Growing up in Vanceburg, Ky., Love had known she was adopted. But it wasn't until she was 25 and had read Howe's letter that she wanted to know more about her birth mother. She had her adoption records released and began looking. Only the woman she thought she was looking for went by “Virginia Suzanne Paige.” Love had no way of knowing Howe went by her middle name, or that “Susanne” had been misspelled in the records.

Even worse, a lot of the details about her birth mother were wrong. Now that she knows Howe and they can laugh about it, Love enjoys talking about the way the records described Howe.

“You were Methodist, you played piano, were into needlepoint, cheerleading …”

Howe cut in, “ … made my own clothes.”

“… debating, she was studying speech pathology,” Love continued.

The only problem was none of it was true, Howe said.

“It was like somebody just fabricated that stuff just to give her a picture,” she said . “Give her a mental image.”

That image sent Love searching for women named “Virginia,” checking out speech-pathology programs and generally tracking dead ends. She joined adoption sites and used all the tools she was familiar with as a lawyer. But she found nothing.

Over the years she would try again and again, and at some point was able to figure out that her biological mother was a member of the Franklin County High School class of 1976.

Then, Love, a longtime MySpace fan, defected to Facebook and decided to search there for women in that class. When she found “Susanne Paige Howe,” she sent her a short e-mail explaining who she was — and waited.

‘Timing is everything'

Howe said she almost deleted the e-mail. She had gone online only because a cat had shown up on the doorstep and kept trying to get inside her house. Howe lived with her mother and stepfather, whose home was purposefully pet-free, and was trying to find an online list of lost pets. When that didn't work, she decided to check her e-mail before getting off the computer.

When she saw an e-mail from Crystal Love, a name she didn't recognize, she was ready to send it to the trash, but at the last minute recalled a high school student named Crystal and decided to see if it was from her. When she saw who the e-mail was from, she wrote back right away.

It was Mother's Day.

Her parents decided to keep the cat; she named it Karma.

“My stepdad and mom actually, I think, associate the arrival of Karma with her (Love),” Howe said.

Howe had spent three decades in Pennsylvania and raised two children, Kelly, now 27, and Ryan, now 23. But with her children grown, her parents' health declining and her own marriage over, she had recently returned to Louisville.

When Howe moved, Kelly urged her to join Facebook as a way to keep in touch with friends and family members who lived elsewhere.
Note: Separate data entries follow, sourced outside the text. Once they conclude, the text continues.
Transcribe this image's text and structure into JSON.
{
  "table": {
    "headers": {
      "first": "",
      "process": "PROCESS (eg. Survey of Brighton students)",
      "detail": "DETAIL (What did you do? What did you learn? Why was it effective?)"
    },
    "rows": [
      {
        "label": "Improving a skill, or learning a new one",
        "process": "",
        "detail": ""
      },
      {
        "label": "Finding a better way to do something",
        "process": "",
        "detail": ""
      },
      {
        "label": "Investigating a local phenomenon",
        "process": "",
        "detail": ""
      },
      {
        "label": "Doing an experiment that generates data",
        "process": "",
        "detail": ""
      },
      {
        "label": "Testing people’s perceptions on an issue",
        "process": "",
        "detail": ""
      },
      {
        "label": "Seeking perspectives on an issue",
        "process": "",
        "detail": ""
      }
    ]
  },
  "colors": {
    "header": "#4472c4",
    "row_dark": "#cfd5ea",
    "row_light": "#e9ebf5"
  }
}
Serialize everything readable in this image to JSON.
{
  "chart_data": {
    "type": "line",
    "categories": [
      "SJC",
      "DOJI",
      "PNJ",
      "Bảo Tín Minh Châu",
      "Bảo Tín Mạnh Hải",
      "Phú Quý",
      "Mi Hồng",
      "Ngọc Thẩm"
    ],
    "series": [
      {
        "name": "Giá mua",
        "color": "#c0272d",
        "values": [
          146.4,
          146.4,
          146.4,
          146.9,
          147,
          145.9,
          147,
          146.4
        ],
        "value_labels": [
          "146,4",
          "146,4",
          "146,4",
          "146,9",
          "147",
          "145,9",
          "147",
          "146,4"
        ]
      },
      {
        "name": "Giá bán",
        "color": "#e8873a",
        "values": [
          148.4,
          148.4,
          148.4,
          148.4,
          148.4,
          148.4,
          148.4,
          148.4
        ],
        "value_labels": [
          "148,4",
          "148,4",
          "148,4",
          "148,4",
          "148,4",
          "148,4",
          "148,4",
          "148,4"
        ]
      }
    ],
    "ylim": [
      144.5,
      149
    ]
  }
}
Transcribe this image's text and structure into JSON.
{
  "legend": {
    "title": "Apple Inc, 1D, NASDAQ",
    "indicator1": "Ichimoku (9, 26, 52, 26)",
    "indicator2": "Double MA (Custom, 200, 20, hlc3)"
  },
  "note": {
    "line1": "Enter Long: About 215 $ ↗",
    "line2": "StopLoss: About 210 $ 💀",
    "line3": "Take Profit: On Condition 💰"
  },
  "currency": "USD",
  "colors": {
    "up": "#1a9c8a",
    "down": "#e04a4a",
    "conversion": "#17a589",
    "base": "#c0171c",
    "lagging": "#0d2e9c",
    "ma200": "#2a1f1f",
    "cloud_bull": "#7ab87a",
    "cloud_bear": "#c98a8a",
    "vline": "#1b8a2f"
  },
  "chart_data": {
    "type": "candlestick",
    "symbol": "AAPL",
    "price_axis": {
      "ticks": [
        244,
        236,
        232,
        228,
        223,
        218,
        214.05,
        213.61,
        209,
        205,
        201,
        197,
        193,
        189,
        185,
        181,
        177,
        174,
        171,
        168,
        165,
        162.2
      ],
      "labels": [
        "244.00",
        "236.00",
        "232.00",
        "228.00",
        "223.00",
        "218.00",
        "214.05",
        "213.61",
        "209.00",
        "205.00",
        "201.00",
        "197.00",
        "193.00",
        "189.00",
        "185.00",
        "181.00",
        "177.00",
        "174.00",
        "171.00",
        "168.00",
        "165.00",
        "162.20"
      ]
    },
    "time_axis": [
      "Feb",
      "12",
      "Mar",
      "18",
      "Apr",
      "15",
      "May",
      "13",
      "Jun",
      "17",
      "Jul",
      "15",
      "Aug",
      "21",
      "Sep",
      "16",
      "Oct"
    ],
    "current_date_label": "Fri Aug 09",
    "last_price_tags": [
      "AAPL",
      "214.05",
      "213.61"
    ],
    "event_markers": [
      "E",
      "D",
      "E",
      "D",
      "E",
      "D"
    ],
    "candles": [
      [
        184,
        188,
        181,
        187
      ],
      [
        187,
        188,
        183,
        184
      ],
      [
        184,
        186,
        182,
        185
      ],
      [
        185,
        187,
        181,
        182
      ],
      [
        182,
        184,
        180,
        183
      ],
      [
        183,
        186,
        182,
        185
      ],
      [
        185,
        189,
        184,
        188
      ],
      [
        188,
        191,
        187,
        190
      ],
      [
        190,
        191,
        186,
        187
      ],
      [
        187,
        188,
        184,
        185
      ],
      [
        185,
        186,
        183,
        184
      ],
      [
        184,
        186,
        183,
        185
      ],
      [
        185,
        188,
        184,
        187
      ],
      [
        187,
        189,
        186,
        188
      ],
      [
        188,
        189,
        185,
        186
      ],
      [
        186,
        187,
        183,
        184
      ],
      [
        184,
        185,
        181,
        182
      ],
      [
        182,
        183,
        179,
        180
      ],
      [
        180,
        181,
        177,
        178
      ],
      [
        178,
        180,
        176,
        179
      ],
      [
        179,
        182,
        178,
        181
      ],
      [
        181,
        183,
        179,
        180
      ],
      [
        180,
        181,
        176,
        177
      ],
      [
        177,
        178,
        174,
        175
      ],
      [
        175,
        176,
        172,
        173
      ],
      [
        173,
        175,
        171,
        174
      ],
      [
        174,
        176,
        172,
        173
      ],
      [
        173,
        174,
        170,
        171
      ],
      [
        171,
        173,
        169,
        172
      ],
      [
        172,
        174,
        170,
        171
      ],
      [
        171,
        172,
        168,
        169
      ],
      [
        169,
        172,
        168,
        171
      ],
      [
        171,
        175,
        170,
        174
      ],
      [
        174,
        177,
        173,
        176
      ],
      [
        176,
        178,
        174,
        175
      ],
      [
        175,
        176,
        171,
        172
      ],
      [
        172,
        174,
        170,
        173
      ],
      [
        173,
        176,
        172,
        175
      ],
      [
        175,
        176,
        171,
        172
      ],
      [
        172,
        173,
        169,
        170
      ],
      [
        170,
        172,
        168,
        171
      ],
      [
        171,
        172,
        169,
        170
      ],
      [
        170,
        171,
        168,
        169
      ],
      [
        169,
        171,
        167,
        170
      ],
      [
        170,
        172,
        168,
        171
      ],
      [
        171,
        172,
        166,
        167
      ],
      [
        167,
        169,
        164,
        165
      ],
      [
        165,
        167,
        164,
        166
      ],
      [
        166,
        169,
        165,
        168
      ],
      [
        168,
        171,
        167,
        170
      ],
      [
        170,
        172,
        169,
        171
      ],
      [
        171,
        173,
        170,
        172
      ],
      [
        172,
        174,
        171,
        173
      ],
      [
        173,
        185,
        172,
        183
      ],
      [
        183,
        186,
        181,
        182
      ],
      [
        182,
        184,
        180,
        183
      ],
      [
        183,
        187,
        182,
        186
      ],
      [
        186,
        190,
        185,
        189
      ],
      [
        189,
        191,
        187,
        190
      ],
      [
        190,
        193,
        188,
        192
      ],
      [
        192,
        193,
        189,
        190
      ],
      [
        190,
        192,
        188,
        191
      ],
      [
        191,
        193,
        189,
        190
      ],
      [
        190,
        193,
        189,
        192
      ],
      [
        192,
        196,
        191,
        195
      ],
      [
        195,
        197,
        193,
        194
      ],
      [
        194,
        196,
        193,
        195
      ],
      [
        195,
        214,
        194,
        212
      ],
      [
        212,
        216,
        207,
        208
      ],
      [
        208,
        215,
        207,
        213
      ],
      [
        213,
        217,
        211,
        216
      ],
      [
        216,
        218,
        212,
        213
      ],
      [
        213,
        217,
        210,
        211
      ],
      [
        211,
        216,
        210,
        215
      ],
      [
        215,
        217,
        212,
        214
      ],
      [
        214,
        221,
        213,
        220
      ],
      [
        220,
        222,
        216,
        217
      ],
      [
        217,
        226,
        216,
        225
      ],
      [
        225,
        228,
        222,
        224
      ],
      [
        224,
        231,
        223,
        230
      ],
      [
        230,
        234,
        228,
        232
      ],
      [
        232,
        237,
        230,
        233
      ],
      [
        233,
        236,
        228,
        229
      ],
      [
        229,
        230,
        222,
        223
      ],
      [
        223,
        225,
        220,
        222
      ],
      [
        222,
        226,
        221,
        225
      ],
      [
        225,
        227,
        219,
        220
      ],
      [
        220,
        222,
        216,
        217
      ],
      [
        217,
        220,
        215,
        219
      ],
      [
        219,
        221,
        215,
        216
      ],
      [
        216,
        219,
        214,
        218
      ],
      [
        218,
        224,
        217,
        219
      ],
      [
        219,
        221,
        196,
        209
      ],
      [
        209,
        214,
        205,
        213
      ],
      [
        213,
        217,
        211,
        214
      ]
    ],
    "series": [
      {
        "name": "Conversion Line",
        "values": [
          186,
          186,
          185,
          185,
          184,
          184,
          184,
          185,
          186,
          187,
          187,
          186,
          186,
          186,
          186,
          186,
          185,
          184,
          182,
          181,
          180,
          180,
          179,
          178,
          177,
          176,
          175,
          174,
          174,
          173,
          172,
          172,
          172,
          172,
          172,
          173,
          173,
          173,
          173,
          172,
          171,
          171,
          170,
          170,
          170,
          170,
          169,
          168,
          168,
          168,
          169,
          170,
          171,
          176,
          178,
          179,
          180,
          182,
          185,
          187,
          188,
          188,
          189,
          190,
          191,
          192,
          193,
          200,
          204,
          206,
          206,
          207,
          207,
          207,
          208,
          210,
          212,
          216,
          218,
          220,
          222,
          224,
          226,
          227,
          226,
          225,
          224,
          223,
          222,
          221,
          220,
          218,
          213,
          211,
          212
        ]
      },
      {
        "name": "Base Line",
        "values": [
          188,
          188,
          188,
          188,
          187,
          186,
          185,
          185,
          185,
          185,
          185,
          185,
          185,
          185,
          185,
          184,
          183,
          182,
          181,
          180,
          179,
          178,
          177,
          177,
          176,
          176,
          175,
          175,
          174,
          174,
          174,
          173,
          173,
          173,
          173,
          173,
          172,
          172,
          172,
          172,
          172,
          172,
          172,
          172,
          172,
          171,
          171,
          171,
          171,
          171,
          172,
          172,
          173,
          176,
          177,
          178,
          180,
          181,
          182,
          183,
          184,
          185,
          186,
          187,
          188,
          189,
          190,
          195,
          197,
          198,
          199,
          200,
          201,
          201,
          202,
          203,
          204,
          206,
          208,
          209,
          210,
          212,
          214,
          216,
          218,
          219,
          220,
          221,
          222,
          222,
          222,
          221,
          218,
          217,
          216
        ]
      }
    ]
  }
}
Two weeks before Love e-mailed her, Howe had joined a group for her high school on Facebook, using her maiden name so old friends could find her.

“Timing's everything,” said Howe, squeezing Love's hand.
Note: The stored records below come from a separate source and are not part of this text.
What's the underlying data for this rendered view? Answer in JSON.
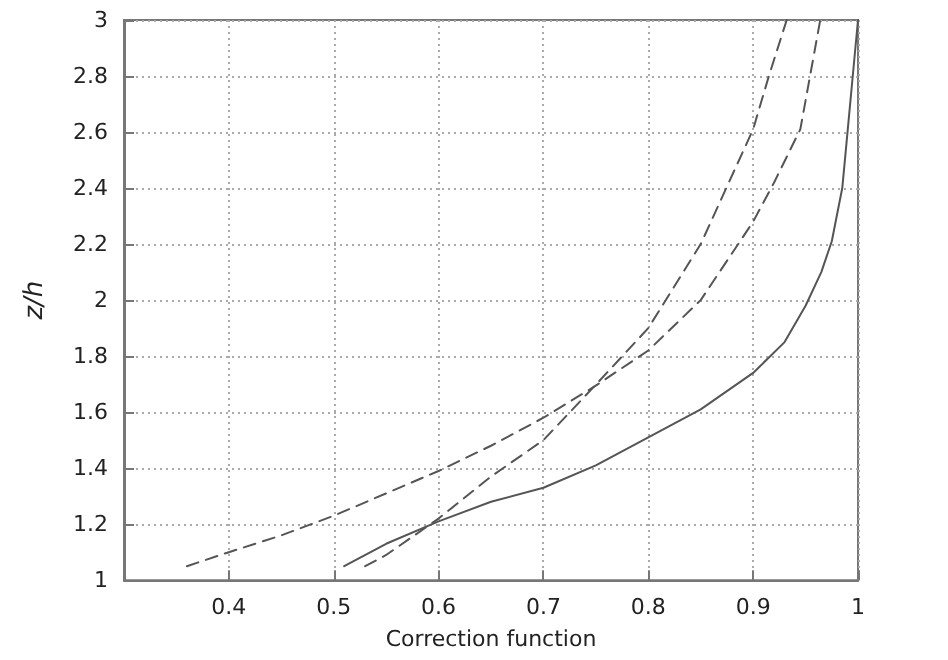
{
  "chart_data": {
    "type": "line",
    "xlabel": "Correction function",
    "ylabel": "z/h",
    "xlim": [
      0.3,
      1
    ],
    "xticks": [
      0.4,
      0.5,
      0.6,
      0.7,
      0.8,
      0.9,
      1
    ],
    "ylim": [
      1,
      3
    ],
    "yticks": [
      1,
      1.2,
      1.4,
      1.6,
      1.8,
      2,
      2.2,
      2.4,
      2.6,
      2.8,
      3
    ],
    "grid": true,
    "marker": "none",
    "series": [
      {
        "color": "#555555",
        "line_style": "solid",
        "x": [
          0.51,
          0.55,
          0.6,
          0.65,
          0.7,
          0.75,
          0.8,
          0.85,
          0.9,
          0.93,
          0.95,
          0.965,
          0.975,
          0.985,
          0.99,
          0.995,
          1
        ],
        "values": [
          1.05,
          1.13,
          1.21,
          1.28,
          1.33,
          1.41,
          1.51,
          1.61,
          1.74,
          1.85,
          1.98,
          2.1,
          2.21,
          2.4,
          2.6,
          2.8,
          3
        ]
      },
      {
        "color": "#555555",
        "line_style": "dashed",
        "x": [
          0.53,
          0.55,
          0.6,
          0.65,
          0.7,
          0.748,
          0.8,
          0.85,
          0.9,
          0.915,
          0.932
        ],
        "values": [
          1.05,
          1.09,
          1.22,
          1.37,
          1.5,
          1.69,
          1.9,
          2.2,
          2.61,
          2.8,
          3
        ]
      },
      {
        "color": "#555555",
        "line_style": "dashed",
        "x": [
          0.36,
          0.4,
          0.45,
          0.5,
          0.55,
          0.6,
          0.65,
          0.7,
          0.748,
          0.8,
          0.85,
          0.9,
          0.92,
          0.945,
          0.964
        ],
        "values": [
          1.05,
          1.1,
          1.16,
          1.23,
          1.31,
          1.39,
          1.48,
          1.58,
          1.69,
          1.82,
          2.0,
          2.28,
          2.42,
          2.61,
          3
        ]
      }
    ]
  }
}
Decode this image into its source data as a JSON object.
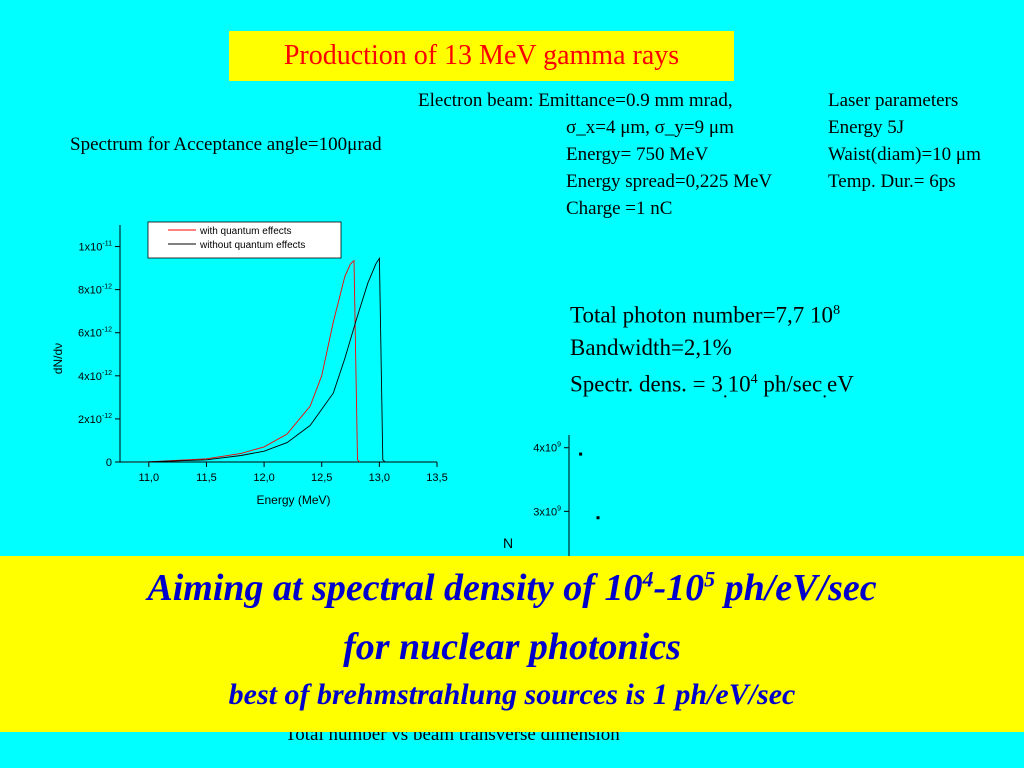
{
  "title": "Production of 13 MeV gamma rays",
  "electron_beam": {
    "lines": [
      "Electron beam: Emittance=0.9 mm mrad,",
      "σ_x=4 μm, σ_y=9 μm",
      "Energy= 750 MeV",
      "Energy spread=0,225 MeV",
      "Charge =1 nC"
    ]
  },
  "laser": {
    "lines": [
      "Laser parameters",
      "Energy 5J",
      "Waist(diam)=10 μm",
      "Temp. Dur.= 6ps"
    ]
  },
  "spectrum_caption": "Spectrum for Acceptance angle=100μrad",
  "summary": {
    "photon_number": "Total photon number=7,7 10",
    "photon_exp": "8",
    "bandwidth": "Bandwidth=2,1%",
    "dens_a": "Spectr. dens. = 3",
    "dens_dot1": ".",
    "dens_b": "10",
    "dens_exp": "4",
    "dens_c": " ph/sec",
    "dens_dot2": ".",
    "dens_d": "eV"
  },
  "chart_data": [
    {
      "type": "line",
      "xlabel": "Energy (MeV)",
      "ylabel": "dN/dν",
      "xlim": [
        10.75,
        13.5
      ],
      "ylim": [
        0,
        1.1e-11
      ],
      "x_ticks": [
        "11,0",
        "11,5",
        "12,0",
        "12,5",
        "13,0",
        "13,5"
      ],
      "x_tick_values": [
        11.0,
        11.5,
        12.0,
        12.5,
        13.0,
        13.5
      ],
      "y_ticks": [
        {
          "mant": "0",
          "exp": ""
        },
        {
          "mant": "2x10",
          "exp": "-12"
        },
        {
          "mant": "4x10",
          "exp": "-12"
        },
        {
          "mant": "6x10",
          "exp": "-12"
        },
        {
          "mant": "8x10",
          "exp": "-12"
        },
        {
          "mant": "1x10",
          "exp": "-11"
        }
      ],
      "y_tick_values": [
        0,
        2e-12,
        4e-12,
        6e-12,
        8e-12,
        1e-11
      ],
      "legend_position": "top-right",
      "series": [
        {
          "name": "with quantum effects",
          "color": "#ff0000",
          "x": [
            10.75,
            11.0,
            11.5,
            11.8,
            12.0,
            12.2,
            12.4,
            12.5,
            12.6,
            12.7,
            12.75,
            12.78,
            12.81,
            12.83
          ],
          "y": [
            0,
            1e-14,
            1.5e-13,
            4e-13,
            7e-13,
            1.3e-12,
            2.6e-12,
            4e-12,
            6.5e-12,
            8.6e-12,
            9.2e-12,
            9.35e-12,
            1e-13,
            0
          ]
        },
        {
          "name": "without quantum effects",
          "color": "#000000",
          "x": [
            10.75,
            11.0,
            11.5,
            11.8,
            12.0,
            12.2,
            12.4,
            12.6,
            12.7,
            12.8,
            12.9,
            12.97,
            13.0,
            13.03,
            13.05
          ],
          "y": [
            0,
            1e-14,
            1e-13,
            3e-13,
            5e-13,
            9e-13,
            1.7e-12,
            3.2e-12,
            4.8e-12,
            6.6e-12,
            8.3e-12,
            9.2e-12,
            9.45e-12,
            1e-13,
            0
          ]
        }
      ]
    },
    {
      "type": "scatter",
      "ylabel": "N",
      "ylim": [
        2000000000.0,
        4200000000.0
      ],
      "x_range": [
        0,
        1
      ],
      "y_ticks": [
        {
          "mant": "4x10",
          "exp": "9"
        },
        {
          "mant": "3x10",
          "exp": "9"
        }
      ],
      "y_tick_values": [
        4000000000.0,
        3000000000.0
      ],
      "points": [
        {
          "x": 0.1,
          "y": 3900000000.0
        },
        {
          "x": 0.25,
          "y": 2900000000.0
        }
      ]
    }
  ],
  "hidden_caption": "Total number vs beam transverse dimension",
  "banner": {
    "line1_a": "Aiming at spectral density of 10",
    "line1_exp1": "4",
    "line1_b": "-10",
    "line1_exp2": "5",
    "line1_c": " ph/eV/sec",
    "line2": "for nuclear photonics",
    "line3": "best of brehmstrahlung sources is 1 ph/eV/sec"
  }
}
After replying to Love's e-mail, Howe told Kelly and Ryan about their older sister. Two hours later, Love received a Facebook friend request from Kelly.

She accepted.

In the months since, Love, who works as a public defender in Ashland, has met with Howe several times and also with Kelly, Ryan, Howe's parents and her birth father. Occasionally, she gets a Facebook friend request from another member of Howe's extended family. Coupled with her adoptive parents and brother, Love has family galore.
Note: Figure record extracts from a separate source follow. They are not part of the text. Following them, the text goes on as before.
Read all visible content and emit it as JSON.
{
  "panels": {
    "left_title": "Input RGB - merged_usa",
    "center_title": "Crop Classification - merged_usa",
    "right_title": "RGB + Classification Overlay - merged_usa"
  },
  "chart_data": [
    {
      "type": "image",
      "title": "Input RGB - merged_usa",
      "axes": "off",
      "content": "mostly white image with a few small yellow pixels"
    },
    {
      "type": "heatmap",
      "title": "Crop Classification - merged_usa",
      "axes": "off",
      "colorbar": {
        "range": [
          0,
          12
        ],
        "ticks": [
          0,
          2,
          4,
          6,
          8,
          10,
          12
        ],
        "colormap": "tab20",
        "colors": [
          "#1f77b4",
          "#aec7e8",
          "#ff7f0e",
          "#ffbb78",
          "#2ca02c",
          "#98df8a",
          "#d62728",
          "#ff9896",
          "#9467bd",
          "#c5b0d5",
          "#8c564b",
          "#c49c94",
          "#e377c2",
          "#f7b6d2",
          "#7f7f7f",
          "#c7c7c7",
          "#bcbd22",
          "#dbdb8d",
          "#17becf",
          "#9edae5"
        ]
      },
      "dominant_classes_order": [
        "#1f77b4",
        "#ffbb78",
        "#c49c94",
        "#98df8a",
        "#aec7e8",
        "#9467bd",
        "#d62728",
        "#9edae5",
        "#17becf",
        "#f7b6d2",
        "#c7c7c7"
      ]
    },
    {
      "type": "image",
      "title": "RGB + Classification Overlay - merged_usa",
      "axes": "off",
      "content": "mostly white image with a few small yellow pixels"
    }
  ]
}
“Some people have absolutely no one, and I have more than enough,” she said.

When she is with Howe, they are as affectionate and giggly as teenagers.

“It's all been sort of surreal,” Howe said. “The reason I named the cat Karma is I felt I must have racked up an awful lot of good karma somewhere to have everything happen.”

2 comments:

Susie said...

What an amazing story!!!

birthmothertalks said...

A really amazing story. Even with all the lies they found each other. Sweet!